The buyout stunner comes courtesy of Allergan CEO Brent Saunders, who has been on a deal spree that includes the Vitae acquisition a few days ago. These kind of bolt-on acquisitions are a tempting target for Allergan’s CEO, especially since its merger with Pfizer fell through. Allergan recently closed on a pact to sell a generics unit to Teva, leaving it with a hefty sum in cash reserves for deals like this.
Analysts had to do a double take on the numbers involved.
“In our recollection, the upfront alone places the highest premium we’ve ever seen on a deal, and not just in biotech,” noted Baird’s Brian Skorney. “Not to mention, the valuation placed on some of the milestones is, in our opinion, excessive. Tobira has indicated plans to initiate a Phase III trial next year, on which Allergan has agreed to pay $13.68 per CVR for enrollment of the first patient.”

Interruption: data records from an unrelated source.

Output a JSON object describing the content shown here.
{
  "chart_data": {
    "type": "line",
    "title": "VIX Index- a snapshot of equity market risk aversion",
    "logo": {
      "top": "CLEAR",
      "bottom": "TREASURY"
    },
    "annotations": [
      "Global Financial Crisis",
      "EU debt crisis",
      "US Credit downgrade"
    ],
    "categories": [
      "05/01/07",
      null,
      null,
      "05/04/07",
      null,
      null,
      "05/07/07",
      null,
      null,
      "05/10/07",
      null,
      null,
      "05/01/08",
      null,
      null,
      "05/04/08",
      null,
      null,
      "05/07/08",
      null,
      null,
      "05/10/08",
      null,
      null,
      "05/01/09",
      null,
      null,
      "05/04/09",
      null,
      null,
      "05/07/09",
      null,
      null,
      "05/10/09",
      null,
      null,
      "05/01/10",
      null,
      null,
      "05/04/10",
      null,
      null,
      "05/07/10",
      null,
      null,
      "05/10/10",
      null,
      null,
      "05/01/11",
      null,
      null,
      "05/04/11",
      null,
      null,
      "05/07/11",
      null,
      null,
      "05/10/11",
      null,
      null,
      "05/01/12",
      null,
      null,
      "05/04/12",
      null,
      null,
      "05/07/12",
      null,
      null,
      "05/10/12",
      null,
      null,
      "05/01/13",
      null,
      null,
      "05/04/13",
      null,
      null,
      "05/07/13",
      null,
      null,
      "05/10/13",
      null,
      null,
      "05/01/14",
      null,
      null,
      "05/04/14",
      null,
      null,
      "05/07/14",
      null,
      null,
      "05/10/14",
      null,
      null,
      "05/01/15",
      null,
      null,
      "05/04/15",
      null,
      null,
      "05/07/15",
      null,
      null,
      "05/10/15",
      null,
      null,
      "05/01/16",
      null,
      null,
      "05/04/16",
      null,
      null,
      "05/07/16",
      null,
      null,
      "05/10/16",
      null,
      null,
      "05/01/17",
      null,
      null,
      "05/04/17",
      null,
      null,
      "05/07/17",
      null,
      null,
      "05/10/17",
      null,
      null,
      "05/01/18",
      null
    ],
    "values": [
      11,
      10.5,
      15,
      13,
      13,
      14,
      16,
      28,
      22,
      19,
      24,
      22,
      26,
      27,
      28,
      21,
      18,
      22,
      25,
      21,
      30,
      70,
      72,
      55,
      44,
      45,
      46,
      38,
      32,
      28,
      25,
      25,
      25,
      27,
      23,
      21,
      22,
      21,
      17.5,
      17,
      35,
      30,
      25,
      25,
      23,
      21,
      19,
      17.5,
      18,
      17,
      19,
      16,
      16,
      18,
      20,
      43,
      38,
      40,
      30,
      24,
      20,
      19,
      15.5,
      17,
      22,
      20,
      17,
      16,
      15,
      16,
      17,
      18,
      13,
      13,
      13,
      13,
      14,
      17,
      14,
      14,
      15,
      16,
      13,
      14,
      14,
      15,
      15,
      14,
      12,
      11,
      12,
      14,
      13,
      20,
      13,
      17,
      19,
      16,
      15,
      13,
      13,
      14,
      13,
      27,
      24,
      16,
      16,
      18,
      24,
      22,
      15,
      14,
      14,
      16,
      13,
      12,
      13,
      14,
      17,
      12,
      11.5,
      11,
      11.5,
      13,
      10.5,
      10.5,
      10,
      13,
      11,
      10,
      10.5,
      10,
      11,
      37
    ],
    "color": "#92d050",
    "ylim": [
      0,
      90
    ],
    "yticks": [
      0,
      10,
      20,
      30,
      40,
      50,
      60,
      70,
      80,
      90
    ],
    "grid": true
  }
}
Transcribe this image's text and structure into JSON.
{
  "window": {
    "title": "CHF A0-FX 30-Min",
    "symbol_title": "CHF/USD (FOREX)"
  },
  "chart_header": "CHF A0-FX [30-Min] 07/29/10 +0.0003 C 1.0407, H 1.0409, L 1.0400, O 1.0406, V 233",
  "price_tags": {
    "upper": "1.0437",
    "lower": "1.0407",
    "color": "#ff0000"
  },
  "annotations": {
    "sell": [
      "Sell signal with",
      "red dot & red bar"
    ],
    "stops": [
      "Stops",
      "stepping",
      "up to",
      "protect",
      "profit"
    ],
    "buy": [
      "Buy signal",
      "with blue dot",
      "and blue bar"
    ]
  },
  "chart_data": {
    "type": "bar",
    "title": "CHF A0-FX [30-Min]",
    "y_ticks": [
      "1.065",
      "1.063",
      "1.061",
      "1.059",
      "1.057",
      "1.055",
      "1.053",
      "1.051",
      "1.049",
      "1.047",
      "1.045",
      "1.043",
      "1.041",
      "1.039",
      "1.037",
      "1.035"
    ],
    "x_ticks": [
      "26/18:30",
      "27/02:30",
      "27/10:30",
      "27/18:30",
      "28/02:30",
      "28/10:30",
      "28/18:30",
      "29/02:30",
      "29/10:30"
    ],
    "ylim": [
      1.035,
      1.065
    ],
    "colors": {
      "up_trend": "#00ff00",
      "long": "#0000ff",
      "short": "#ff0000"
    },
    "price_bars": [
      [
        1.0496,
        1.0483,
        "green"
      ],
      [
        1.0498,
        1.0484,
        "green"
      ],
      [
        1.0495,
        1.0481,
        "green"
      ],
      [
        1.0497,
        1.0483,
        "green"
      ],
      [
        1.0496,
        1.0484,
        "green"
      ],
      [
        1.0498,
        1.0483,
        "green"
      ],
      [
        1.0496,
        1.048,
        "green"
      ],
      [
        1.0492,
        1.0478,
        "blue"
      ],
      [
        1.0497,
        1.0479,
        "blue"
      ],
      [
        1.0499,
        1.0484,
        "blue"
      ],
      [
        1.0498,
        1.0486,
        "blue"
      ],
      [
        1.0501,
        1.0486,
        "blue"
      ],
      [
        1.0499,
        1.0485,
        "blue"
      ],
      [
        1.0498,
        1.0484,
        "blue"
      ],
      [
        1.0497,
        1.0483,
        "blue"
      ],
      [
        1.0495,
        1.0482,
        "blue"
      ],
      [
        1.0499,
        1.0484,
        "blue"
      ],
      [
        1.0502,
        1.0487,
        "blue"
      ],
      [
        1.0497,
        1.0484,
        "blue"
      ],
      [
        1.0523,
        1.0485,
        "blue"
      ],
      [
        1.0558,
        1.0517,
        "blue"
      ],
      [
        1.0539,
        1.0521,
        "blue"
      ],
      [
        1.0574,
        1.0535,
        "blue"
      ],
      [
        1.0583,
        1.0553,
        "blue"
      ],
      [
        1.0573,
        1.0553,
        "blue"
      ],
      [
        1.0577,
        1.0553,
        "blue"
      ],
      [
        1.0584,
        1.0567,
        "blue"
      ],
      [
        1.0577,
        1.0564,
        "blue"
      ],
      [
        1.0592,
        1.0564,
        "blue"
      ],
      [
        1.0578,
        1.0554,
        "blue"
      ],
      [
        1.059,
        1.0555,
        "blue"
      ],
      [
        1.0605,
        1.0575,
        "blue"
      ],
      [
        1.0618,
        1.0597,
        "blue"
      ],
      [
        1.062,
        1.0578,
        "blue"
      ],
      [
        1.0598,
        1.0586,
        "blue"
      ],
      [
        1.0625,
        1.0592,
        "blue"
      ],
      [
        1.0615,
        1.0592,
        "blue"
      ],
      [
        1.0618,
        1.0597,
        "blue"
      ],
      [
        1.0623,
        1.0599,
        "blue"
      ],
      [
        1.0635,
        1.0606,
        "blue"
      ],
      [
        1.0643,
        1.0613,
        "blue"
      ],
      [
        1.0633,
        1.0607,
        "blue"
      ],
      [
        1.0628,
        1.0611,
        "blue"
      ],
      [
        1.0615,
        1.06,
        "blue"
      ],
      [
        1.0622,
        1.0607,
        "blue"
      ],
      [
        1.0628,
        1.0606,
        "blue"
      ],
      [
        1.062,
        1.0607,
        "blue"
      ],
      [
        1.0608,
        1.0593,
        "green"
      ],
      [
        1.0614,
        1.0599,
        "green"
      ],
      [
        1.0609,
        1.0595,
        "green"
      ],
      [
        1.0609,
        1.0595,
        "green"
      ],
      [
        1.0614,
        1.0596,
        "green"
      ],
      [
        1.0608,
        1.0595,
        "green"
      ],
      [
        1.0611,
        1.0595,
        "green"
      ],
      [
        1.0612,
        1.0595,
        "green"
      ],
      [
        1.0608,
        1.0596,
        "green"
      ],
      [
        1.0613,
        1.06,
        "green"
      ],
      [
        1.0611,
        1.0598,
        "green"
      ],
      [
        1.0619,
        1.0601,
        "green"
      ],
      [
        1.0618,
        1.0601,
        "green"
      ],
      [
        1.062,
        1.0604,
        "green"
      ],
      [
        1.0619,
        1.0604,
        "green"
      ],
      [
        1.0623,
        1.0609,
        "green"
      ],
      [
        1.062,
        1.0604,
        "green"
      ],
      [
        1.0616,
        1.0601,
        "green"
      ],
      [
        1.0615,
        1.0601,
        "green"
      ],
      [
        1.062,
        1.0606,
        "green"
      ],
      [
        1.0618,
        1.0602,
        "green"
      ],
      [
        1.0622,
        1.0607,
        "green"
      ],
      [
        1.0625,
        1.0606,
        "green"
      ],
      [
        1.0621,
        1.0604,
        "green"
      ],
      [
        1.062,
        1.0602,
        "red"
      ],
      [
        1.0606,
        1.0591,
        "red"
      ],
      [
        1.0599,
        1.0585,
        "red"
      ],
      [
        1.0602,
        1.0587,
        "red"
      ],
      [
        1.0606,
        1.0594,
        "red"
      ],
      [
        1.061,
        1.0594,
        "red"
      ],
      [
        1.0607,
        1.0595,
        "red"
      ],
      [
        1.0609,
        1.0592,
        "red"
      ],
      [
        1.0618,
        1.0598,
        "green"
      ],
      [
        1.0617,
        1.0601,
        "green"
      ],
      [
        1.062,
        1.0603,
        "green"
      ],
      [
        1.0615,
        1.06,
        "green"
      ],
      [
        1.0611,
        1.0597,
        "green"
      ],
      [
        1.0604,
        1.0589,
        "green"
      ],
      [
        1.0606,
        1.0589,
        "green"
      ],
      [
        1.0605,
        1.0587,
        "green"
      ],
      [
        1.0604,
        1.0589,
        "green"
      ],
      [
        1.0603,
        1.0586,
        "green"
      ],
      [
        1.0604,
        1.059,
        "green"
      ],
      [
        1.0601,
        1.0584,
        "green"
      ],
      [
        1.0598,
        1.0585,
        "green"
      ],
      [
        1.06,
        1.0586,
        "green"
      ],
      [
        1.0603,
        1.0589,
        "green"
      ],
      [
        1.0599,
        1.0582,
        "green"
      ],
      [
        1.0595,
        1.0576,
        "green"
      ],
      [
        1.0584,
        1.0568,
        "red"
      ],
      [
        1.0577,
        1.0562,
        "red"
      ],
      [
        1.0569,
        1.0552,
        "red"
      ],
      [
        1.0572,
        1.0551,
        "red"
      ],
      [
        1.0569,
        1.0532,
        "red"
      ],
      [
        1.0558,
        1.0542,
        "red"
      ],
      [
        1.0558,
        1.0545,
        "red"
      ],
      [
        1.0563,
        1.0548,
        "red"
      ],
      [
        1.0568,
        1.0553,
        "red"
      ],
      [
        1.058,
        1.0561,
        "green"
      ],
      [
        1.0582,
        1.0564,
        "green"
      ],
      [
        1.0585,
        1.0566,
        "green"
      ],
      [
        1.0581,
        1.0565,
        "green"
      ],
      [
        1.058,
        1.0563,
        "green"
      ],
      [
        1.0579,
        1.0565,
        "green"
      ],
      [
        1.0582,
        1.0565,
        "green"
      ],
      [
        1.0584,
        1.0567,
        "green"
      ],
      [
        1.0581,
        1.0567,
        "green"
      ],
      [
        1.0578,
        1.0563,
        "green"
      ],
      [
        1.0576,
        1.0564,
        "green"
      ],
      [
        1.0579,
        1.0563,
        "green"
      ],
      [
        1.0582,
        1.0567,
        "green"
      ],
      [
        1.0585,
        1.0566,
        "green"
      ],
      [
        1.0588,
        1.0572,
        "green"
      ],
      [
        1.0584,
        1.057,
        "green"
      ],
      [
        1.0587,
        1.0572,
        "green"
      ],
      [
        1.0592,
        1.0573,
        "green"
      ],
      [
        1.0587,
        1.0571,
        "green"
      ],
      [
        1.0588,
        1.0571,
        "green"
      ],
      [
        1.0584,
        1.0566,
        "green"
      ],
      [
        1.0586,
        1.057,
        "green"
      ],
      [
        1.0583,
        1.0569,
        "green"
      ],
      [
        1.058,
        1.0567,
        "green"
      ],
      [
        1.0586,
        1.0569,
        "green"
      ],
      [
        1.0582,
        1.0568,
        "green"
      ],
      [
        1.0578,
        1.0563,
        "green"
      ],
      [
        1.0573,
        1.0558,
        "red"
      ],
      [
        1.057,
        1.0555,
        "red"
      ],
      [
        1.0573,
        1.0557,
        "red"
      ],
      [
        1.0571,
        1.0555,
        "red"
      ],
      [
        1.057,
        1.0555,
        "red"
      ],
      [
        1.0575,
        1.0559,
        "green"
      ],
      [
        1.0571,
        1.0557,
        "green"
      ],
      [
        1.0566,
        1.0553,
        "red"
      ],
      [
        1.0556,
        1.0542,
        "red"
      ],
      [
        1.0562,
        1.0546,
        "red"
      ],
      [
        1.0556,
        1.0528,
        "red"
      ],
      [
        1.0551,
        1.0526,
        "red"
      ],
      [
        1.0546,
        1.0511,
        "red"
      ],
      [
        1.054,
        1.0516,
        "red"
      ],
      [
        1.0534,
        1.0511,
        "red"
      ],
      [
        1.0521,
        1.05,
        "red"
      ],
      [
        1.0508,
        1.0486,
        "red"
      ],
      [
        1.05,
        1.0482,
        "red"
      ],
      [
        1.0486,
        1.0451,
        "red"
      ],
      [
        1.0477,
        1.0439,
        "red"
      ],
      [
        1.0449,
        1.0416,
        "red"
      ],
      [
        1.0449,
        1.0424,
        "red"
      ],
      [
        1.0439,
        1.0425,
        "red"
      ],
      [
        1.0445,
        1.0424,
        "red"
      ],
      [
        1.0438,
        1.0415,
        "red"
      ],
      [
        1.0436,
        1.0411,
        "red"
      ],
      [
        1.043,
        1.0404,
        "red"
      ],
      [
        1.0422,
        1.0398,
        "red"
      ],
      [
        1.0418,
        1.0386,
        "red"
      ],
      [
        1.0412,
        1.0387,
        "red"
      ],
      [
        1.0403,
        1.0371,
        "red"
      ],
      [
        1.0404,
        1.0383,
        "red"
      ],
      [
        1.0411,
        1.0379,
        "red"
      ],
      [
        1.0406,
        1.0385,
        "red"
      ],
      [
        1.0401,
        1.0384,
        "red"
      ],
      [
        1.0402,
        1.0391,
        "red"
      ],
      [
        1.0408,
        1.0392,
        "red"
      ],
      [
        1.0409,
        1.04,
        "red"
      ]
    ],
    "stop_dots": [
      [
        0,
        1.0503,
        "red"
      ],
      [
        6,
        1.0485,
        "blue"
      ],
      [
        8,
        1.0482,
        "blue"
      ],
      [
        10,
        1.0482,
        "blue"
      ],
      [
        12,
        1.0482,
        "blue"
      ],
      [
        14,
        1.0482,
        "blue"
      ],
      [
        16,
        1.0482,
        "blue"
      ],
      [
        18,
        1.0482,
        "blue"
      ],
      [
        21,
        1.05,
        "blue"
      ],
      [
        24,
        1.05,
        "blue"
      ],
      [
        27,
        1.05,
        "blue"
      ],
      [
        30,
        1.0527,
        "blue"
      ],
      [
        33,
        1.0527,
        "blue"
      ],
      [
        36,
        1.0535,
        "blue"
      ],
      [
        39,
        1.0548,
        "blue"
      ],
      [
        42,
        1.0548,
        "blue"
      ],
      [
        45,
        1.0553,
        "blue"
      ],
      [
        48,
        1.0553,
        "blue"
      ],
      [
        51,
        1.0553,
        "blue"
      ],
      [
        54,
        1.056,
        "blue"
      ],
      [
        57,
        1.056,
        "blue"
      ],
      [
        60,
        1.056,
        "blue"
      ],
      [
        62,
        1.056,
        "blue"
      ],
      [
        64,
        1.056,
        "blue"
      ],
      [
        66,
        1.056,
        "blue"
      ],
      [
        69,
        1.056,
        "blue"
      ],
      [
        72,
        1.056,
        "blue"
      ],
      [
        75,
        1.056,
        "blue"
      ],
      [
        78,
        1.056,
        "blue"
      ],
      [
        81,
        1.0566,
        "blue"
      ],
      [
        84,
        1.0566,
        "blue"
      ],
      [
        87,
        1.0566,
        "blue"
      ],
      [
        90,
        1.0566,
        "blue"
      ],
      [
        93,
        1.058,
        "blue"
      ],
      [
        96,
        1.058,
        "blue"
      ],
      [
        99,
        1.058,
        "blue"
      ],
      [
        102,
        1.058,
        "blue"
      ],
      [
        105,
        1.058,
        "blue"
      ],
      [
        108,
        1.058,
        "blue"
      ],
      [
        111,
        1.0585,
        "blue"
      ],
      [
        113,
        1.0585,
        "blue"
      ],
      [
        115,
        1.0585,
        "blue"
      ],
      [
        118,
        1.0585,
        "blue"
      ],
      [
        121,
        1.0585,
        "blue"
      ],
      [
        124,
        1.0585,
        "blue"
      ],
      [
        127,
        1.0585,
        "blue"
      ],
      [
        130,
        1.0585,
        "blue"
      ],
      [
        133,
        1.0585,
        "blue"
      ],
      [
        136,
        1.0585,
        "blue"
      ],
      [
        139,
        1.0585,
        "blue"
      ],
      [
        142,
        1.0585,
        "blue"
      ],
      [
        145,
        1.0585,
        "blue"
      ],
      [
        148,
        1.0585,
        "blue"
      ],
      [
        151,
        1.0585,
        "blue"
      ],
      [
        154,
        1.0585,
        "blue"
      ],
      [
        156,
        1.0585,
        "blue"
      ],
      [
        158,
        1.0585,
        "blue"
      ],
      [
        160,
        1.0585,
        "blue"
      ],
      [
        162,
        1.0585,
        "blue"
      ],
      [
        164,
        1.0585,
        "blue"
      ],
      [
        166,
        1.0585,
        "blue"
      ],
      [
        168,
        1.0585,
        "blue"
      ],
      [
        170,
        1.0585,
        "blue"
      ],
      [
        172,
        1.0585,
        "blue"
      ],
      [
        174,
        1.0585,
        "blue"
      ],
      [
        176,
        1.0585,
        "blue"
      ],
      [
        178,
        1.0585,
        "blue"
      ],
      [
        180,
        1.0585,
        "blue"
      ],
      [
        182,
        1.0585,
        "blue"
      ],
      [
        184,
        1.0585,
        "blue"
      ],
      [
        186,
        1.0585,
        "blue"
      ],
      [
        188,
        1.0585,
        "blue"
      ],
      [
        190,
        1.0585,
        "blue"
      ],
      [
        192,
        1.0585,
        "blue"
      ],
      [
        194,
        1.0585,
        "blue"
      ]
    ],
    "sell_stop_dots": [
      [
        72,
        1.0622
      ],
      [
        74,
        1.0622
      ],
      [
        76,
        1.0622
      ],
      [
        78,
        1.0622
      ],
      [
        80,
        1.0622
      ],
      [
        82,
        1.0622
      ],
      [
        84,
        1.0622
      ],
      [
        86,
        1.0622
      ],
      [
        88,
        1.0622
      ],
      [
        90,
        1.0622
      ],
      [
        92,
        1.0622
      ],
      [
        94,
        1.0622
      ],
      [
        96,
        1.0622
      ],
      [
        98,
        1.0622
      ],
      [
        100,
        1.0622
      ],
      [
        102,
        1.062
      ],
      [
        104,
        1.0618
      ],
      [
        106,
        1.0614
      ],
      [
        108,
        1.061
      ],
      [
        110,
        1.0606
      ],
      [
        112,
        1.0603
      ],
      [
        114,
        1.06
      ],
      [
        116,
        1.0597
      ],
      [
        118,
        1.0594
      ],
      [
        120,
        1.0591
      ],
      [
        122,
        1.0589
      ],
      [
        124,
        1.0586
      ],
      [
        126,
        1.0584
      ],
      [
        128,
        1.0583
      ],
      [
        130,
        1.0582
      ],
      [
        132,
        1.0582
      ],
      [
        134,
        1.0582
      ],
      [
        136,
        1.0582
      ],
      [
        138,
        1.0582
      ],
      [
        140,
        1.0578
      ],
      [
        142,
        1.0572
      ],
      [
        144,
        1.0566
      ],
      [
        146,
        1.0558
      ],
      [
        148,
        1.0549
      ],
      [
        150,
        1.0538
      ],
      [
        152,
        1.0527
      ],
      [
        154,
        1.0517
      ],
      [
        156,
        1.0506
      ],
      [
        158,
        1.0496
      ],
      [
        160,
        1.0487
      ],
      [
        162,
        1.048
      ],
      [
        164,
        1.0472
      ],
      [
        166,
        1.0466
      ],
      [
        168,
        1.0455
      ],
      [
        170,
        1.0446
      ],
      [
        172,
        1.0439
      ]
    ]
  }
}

The deal also marks a big bet on NASH, or fatty liver disease, which has been growing at an epidemic pace around the world. Allergan is adding cenicriviroc and evogliptin to its pipeline, and the company says it will look for additions to beef up its new NASH effort.
Cenicriviroc flunked a Phase IIb study for NASH in July, but the South San Francisco-based biotech said it got enough positive data on a secondary endpoint to warrant a move into a pivotal Phase III program. Tobira’s shares were crushed by the news, plunging 64%.
The primary endpoint in the study, which registered 289 patients, was a drop in a score for disease activity in NASH. On that point, the drug flopped. It also failed a secondary endpoint for complete resolution of steatohepatitis.
But Tobira vowed that it had a good reason to launch a late-stage program, looking for an improvement in fibrosis without any worsening of steatohepatitis. The data for the intent-to-treat population in Phase IIb was 20% for the drug vs. 10% for placebo after a year of treatment, p=0.02; in other words, twice as many patients on drug had a marked improvement for fibrosis, but it was a small group.
Still, it was big enough to encourage Allergan to leap in.
Said Allergan R&D chief David Nicholson:
“Importantly, NASH treatment may well require a multi-therapeutic approach to address the multiple factors of the disease. CVC has been shown in clinical trials to provide significant improvement in liver fibrosis, the hallmark of NASH. Liver fibrosis is associated with key long-term outcomes, including overall mortality, liver transplantation and liver-related events. Evogliptin, in preclinical models, has been shown to decrease hepatic glucose production, improve hepatic triglyceride content and steatosis, and reduce histologic markers of inflammation of the liver. Together, these programs provide a highly complementary potential therapeutic approach to address the inflammatory, metabolic and fibrotic elements of NASH that the medical community will need to treat this condition.”